Fresh market data around peaq (PEAQ) is drawing attention as traders assess where the token stands within its broader price cycle. According to the latest publicly available information, PEAQ reached an all-time high of $0.75. Its current price is now 95.97% below that peak. At the same time, the token’s all-time low is listed at $0.01, and the current price remains 149.48% above that bottom. Taken together, these figures suggest that PEAQ is still trading deep below its historical top, but no longer at its most distressed valuation level.
The available source also notes that peaq’s real-time USD price is influenced by supply and demand as well as market sentiment. That is a familiar dynamic in digital asset markets, especially for tokens that may be more sensitive to shifts in trading appetite, sector rotation, and speculative flows. In practical terms, this means short-term price action in PEAQ is likely to remain reactive not only to token-specific developments, but also to broader crypto market conditions.
A Wide Historical Range Signals Elevated Volatility
The gap between PEAQ’s all-time high and all-time low highlights a market profile defined by substantial volatility. A token that once traded at $0.75 and is now down nearly 96% from that level reflects the kind of sharp repricing often seen across crypto assets during changing market cycles. Such moves can be driven by reduced risk appetite, lower liquidity, or fading momentum after periods of strong early enthusiasm.
Still, the fact that the token is 149.48% above its all-time low of $0.01 shows that the market is no longer valuing PEAQ at its weakest historical point. For investors, that creates a mixed picture. On one hand, the token has managed to recover from its lowest recorded valuation. On the other hand, it remains far from reclaiming prior highs, indicating that confidence has not fully returned or that the market is still reassessing what a fair valuation should look like.
Supply Structure Matters for Valuation
One of the more important metrics in the latest data is token supply. As of May 25, 2026, PEAQ has a circulating supply of 2.13 billion tokens, while its maximum supply is listed at 5.67 billion. This gap matters because it suggests that a meaningful portion of the token’s maximum issuance is not yet in circulation.
For market participants, that supply structure can have direct implications for valuation models. If additional tokens enter the market over time, they could create dilution pressure unless matched by stronger demand, better utility, or broader ecosystem growth. In crypto markets, traders often watch not only current market capitalization but also fully diluted valuation, since future supply releases can influence price expectations well before the tokens actually become liquid.
As a result, investors tracking PEAQ may want to pay close attention to how supply evolves relative to market activity. A rising float without corresponding demand expansion can weigh on prices, while stronger usage, ecosystem traction, or renewed speculative interest could offset some of that pressure.
Storage Options Reflect Accessibility
The source material also outlines several ways holders can store PEAQ. Users may keep the token in a custodial wallet provided by an exchange, avoiding the need to manage private keys directly. Alternatively, they can use self-custody solutions, including browser-based wallets, mobile wallets, desktop wallets, hardware wallets, third-party custody services, or even paper wallets.
While storage methods do not determine market price on their own, they do affect user accessibility and participation. Easier access through custodial platforms can support trading activity and convenience, especially for users who prioritize speed and simplicity. By contrast, long-term holders may prefer hardware wallets or self-custody arrangements for added control and security. The presence of multiple storage routes can therefore be read as a sign that the token is integrated enough to support different investor preferences.

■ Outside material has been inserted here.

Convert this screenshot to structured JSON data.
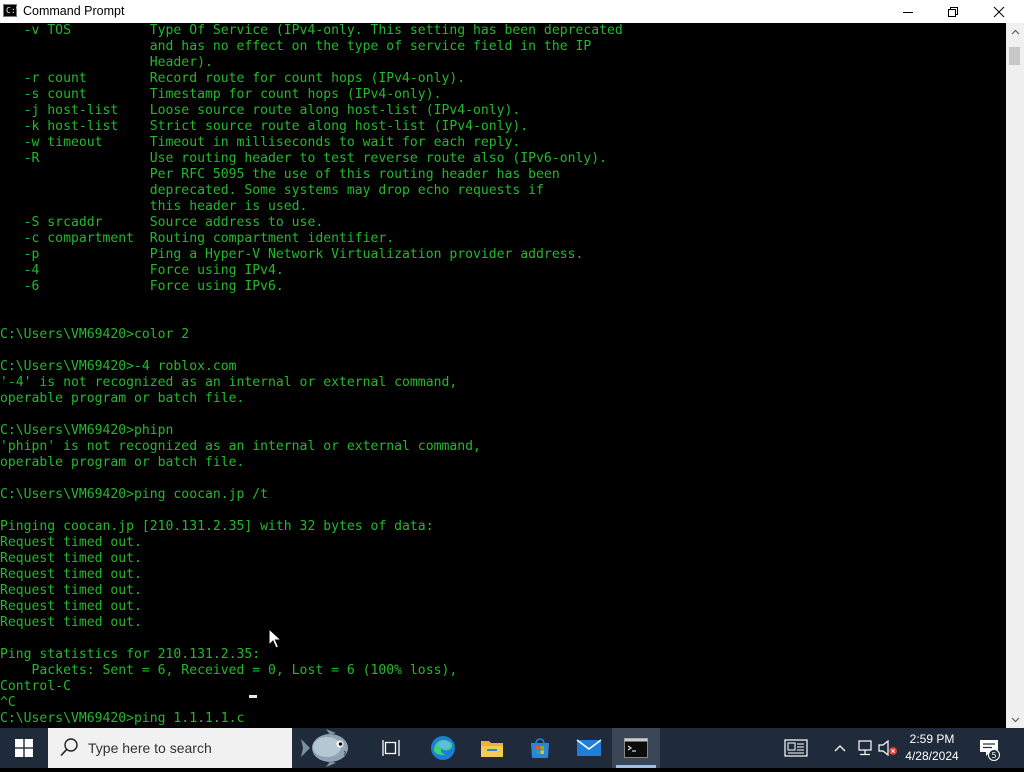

Market Impact: Sentiment Remains a Core Driver
Based on the currently available information, PEAQ appears to occupy a middle ground that many crypto assets experience after a major repricing event: well below its all-time high, yet materially above its all-time low. That positioning can make it attractive to traders looking for recovery potential, but it also means the asset remains exposed to swings in confidence and liquidity.
The most immediate market implication is that PEAQ may continue to trade as a sentiment-driven token unless new fundamental catalysts emerge. If broader crypto conditions improve and capital rotates into higher-beta assets, a token with a large historical drawdown but some distance from its lows could attract renewed interest. Conversely, in a weaker market environment, the same profile can amplify downside sensitivity because participants may be less willing to absorb future supply or hold through volatility.
Another important consideration is how investors interpret the relationship between current circulating supply and maximum supply. When markets are cautious, pending issuance can become a headwind in valuation discussions. When sentiment turns constructive, however, traders may focus more on upside optionality, especially if they believe the token’s ecosystem or utility can expand over time.
Overall, the latest PEAQ figures present a straightforward but important snapshot. The token is still trading far below its historical peak of $0.75, yet remains significantly above its $0.01 low. Circulating supply stands at 2.13 billion against a maximum supply of 5.67 billion, making supply dynamics an essential part of the investment debate. In the near term, the balance between sentiment, liquidity, and demand absorption is likely to remain central to how the market prices PEAQ.